First, I got Tessa the Lomography Spinner 360º camera for Mother's Day last year, and because it uses ACTUAL FILM, we saw some of the pictures it took six months after they were taken, just like the good old days of our childhood.

The camera itself is a weird little beast - you load the film, then pull the string as if you were making a talking doll speak. Then, if you're an idiot, you don't keep your pulling finger out of frame. Which makes you look like this (click for bigger):

360CamDMTessaLucyIanVT(bl).jpg

We tried one over dinner with almost no light, giving us the exquisite Annie, Chip, Lars, Tessa, Laura (and me) in glorious grainy abstraction:

360CamAnnChipTessaLucyIanFarm(bl).jpg

If you're thinking more 360º experiments are in order, then you're my kinda thinker.

Oh, and secondly, go see Tessa's awesome article about crazy incarceration at HuffPo!

 

Posted by Ian Williams at February 11, 2013 11:32 PM
Comments
Posted by: marce at February 12, 2013 1:05 PM

Could you use the 360 for wedding pictures? Gather everyone around in a circle and let it fly? Do they make a remote control?
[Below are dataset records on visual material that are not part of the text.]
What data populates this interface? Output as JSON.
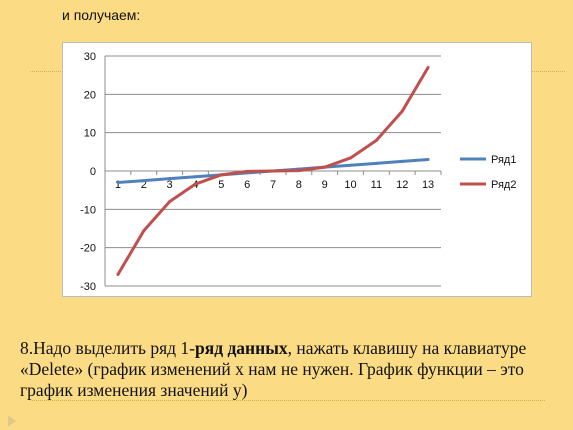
{
  "header": {
    "text": "и получаем:"
  },
  "chart_data": {
    "type": "line",
    "categories": [
      "1",
      "2",
      "3",
      "4",
      "5",
      "6",
      "7",
      "8",
      "9",
      "10",
      "11",
      "12",
      "13"
    ],
    "series": [
      {
        "name": "Ряд1",
        "color": "#4f81bd",
        "values": [
          -3,
          -2.5,
          -2,
          -1.5,
          -1,
          -0.5,
          0,
          0.5,
          1,
          1.5,
          2,
          2.5,
          3
        ]
      },
      {
        "name": "Ряд2",
        "color": "#c0504d",
        "values": [
          -27,
          -15.6,
          -8,
          -3.4,
          -1,
          -0.1,
          0,
          0.1,
          1,
          3.4,
          8,
          15.6,
          27
        ]
      }
    ],
    "ylim": [
      -30,
      30
    ],
    "yticks": [
      30,
      20,
      10,
      0,
      -10,
      -20,
      -30
    ],
    "grid": true,
    "legend": "right",
    "title": "",
    "xlabel": "",
    "ylabel": ""
  },
  "footer": {
    "part1": "8.Надо выделить ряд 1-",
    "bold": "ряд данных",
    "part2": ", нажать клавишу на клавиатуре «Delete» (график изменений х нам не нужен. График функции – это график изменения значений у)"
  }
}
Posted by: Ian at February 12, 2013 2:09 PM

The 360 does mount on a standard tripod, and there is a motorized remote for it:

http://microsites.lomography.com/spinner-360/motorizer

...although I'm sure you could accomplish the same thing with a long string, as long as you don't yank down the whole tripod. Also, it's a bit finicky and I'd try it several times for any important pictures - but it's totally fun.
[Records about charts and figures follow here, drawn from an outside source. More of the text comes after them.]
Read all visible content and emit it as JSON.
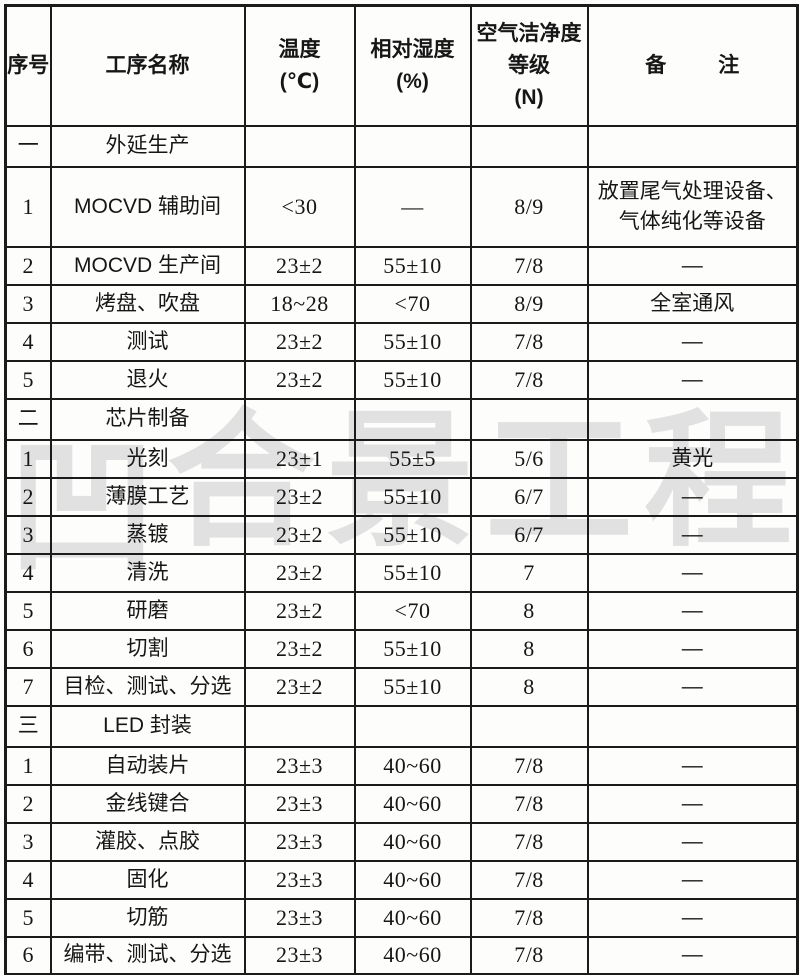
{
  "page": {
    "background": "#fdfdfc",
    "text_color": "#161616",
    "border_color": "#1b1b1b"
  },
  "watermark": {
    "logo_glyph": "凹",
    "text": [
      "合",
      "景",
      "工",
      "程"
    ],
    "color": "#e1e1e1"
  },
  "table": {
    "header": {
      "serial": [
        "序号"
      ],
      "process": [
        "工序名称"
      ],
      "temperature": [
        "温度",
        "(℃)"
      ],
      "humidity": [
        "相对湿度",
        "(%)"
      ],
      "cleanliness": [
        "空气洁净度",
        "等级",
        "(N)"
      ],
      "remark_left": "备",
      "remark_right": "注"
    },
    "rows": [
      {
        "kind": "section",
        "no": "一",
        "name": "外延生产"
      },
      {
        "kind": "data",
        "no": "1",
        "name": "MOCVD 辅助间",
        "temp": "<30",
        "hum": "—",
        "clean": "8/9",
        "remark": [
          "放置尾气处理设备、",
          "气体纯化等设备"
        ]
      },
      {
        "kind": "data",
        "no": "2",
        "name": "MOCVD 生产间",
        "temp": "23±2",
        "hum": "55±10",
        "clean": "7/8",
        "remark": [
          "—"
        ]
      },
      {
        "kind": "data",
        "no": "3",
        "name": "烤盘、吹盘",
        "temp": "18~28",
        "hum": "<70",
        "clean": "8/9",
        "remark": [
          "全室通风"
        ]
      },
      {
        "kind": "data",
        "no": "4",
        "name": "测试",
        "temp": "23±2",
        "hum": "55±10",
        "clean": "7/8",
        "remark": [
          "—"
        ]
      },
      {
        "kind": "data",
        "no": "5",
        "name": "退火",
        "temp": "23±2",
        "hum": "55±10",
        "clean": "7/8",
        "remark": [
          "—"
        ]
      },
      {
        "kind": "section",
        "no": "二",
        "name": "芯片制备"
      },
      {
        "kind": "data",
        "no": "1",
        "name": "光刻",
        "temp": "23±1",
        "hum": "55±5",
        "clean": "5/6",
        "remark": [
          "黄光"
        ]
      },
      {
        "kind": "data",
        "no": "2",
        "name": "薄膜工艺",
        "temp": "23±2",
        "hum": "55±10",
        "clean": "6/7",
        "remark": [
          "—"
        ]
      },
      {
        "kind": "data",
        "no": "3",
        "name": "蒸镀",
        "temp": "23±2",
        "hum": "55±10",
        "clean": "6/7",
        "remark": [
          "—"
        ]
      },
      {
        "kind": "data",
        "no": "4",
        "name": "清洗",
        "temp": "23±2",
        "hum": "55±10",
        "clean": "7",
        "remark": [
          "—"
        ]
      },
      {
        "kind": "data",
        "no": "5",
        "name": "研磨",
        "temp": "23±2",
        "hum": "<70",
        "clean": "8",
        "remark": [
          "—"
        ]
      },
      {
        "kind": "data",
        "no": "6",
        "name": "切割",
        "temp": "23±2",
        "hum": "55±10",
        "clean": "8",
        "remark": [
          "—"
        ]
      },
      {
        "kind": "data",
        "no": "7",
        "name": "目检、测试、分选",
        "temp": "23±2",
        "hum": "55±10",
        "clean": "8",
        "remark": [
          "—"
        ]
      },
      {
        "kind": "section",
        "no": "三",
        "name": "LED 封装"
      },
      {
        "kind": "data",
        "no": "1",
        "name": "自动装片",
        "temp": "23±3",
        "hum": "40~60",
        "clean": "7/8",
        "remark": [
          "—"
        ]
      },
      {
        "kind": "data",
        "no": "2",
        "name": "金线键合",
        "temp": "23±3",
        "hum": "40~60",
        "clean": "7/8",
        "remark": [
          "—"
        ]
      },
      {
        "kind": "data",
        "no": "3",
        "name": "灌胶、点胶",
        "temp": "23±3",
        "hum": "40~60",
        "clean": "7/8",
        "remark": [
          "—"
        ]
      },
      {
        "kind": "data",
        "no": "4",
        "name": "固化",
        "temp": "23±3",
        "hum": "40~60",
        "clean": "7/8",
        "remark": [
          "—"
        ]
      },
      {
        "kind": "data",
        "no": "5",
        "name": "切筋",
        "temp": "23±3",
        "hum": "40~60",
        "clean": "7/8",
        "remark": [
          "—"
        ]
      },
      {
        "kind": "data",
        "no": "6",
        "name": "编带、测试、分选",
        "temp": "23±3",
        "hum": "40~60",
        "clean": "7/8",
        "remark": [
          "—"
        ]
      }
    ]
  }
}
Posted by: ally at February 12, 2013 9:22 PM

This is great. I have always been fascinated by photographic methods that capture more than the eye can see, like those long scrolled photos of people all neatly lined up from family reunions in days of yore. Perhaps that kind of documentation has some life in it yet.
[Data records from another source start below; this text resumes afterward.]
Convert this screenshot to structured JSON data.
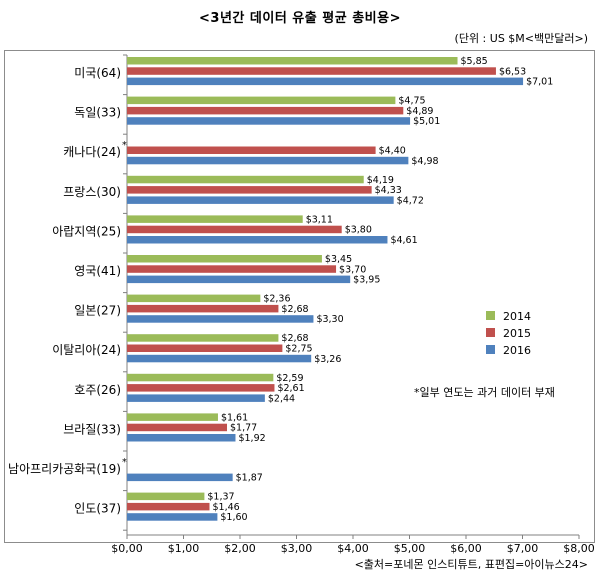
{
  "chart_data": {
    "type": "bar",
    "orientation": "horizontal",
    "title": "<3년간 데이터 유출 평균 총비용>",
    "unit": "(단위 : US $M<백만달러>)",
    "source": "<출처=포네몬 인스티튜트, 표편집=아이뉴스24>",
    "note": "*일부 연도는 과거 데이터 부재",
    "xlim": [
      0,
      8
    ],
    "xticks": [
      "$0,00",
      "$1,00",
      "$2,00",
      "$3,00",
      "$4,00",
      "$5,00",
      "$6,00",
      "$7,00",
      "$8,00"
    ],
    "legend_position": "right",
    "colors": {
      "2014": "#9bbb59",
      "2015": "#c0504d",
      "2016": "#4f81bd"
    },
    "categories": [
      {
        "name": "미국(64)",
        "star": ""
      },
      {
        "name": "독일(33)",
        "star": ""
      },
      {
        "name": "캐나다(24)",
        "star": "*"
      },
      {
        "name": "프랑스(30)",
        "star": ""
      },
      {
        "name": "아랍지역(25)",
        "star": ""
      },
      {
        "name": "영국(41)",
        "star": ""
      },
      {
        "name": "일본(27)",
        "star": ""
      },
      {
        "name": "이탈리아(24)",
        "star": ""
      },
      {
        "name": "호주(26)",
        "star": ""
      },
      {
        "name": "브라질(33)",
        "star": ""
      },
      {
        "name": "남아프리카공화국(19)",
        "star": "*"
      },
      {
        "name": "인도(37)",
        "star": ""
      }
    ],
    "series": [
      {
        "name": "2014",
        "values": [
          5.85,
          4.75,
          null,
          4.19,
          3.11,
          3.45,
          2.36,
          2.68,
          2.59,
          1.61,
          null,
          1.37
        ],
        "labels": [
          "$5,85",
          "$4,75",
          "",
          "$4,19",
          "$3,11",
          "$3,45",
          "$2,36",
          "$2,68",
          "$2,59",
          "$1,61",
          "",
          "$1,37"
        ]
      },
      {
        "name": "2015",
        "values": [
          6.53,
          4.89,
          4.4,
          4.33,
          3.8,
          3.7,
          2.68,
          2.75,
          2.61,
          1.77,
          null,
          1.46
        ],
        "labels": [
          "$6,53",
          "$4,89",
          "$4,40",
          "$4,33",
          "$3,80",
          "$3,70",
          "$2,68",
          "$2,75",
          "$2,61",
          "$1,77",
          "",
          "$1,46"
        ]
      },
      {
        "name": "2016",
        "values": [
          7.01,
          5.01,
          4.98,
          4.72,
          4.61,
          3.95,
          3.3,
          3.26,
          2.44,
          1.92,
          1.87,
          1.6
        ],
        "labels": [
          "$7,01",
          "$5,01",
          "$4,98",
          "$4,72",
          "$4,61",
          "$3,95",
          "$3,30",
          "$3,26",
          "$2,44",
          "$1,92",
          "$1,87",
          "$1,60"
        ]
      }
    ]
  }
}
By the way, have you been following the photographic journal of Commander Chris Hadfield on twitter or facebook? His socially networked photo documentation of the earth from the international space station has been a lovely antidote to the dull cares of winter.

Posted by: Ian at February 13, 2013 1:58 PM

ally- that is a great find. Sometimes I wish we had full-screen projection of all great internet images.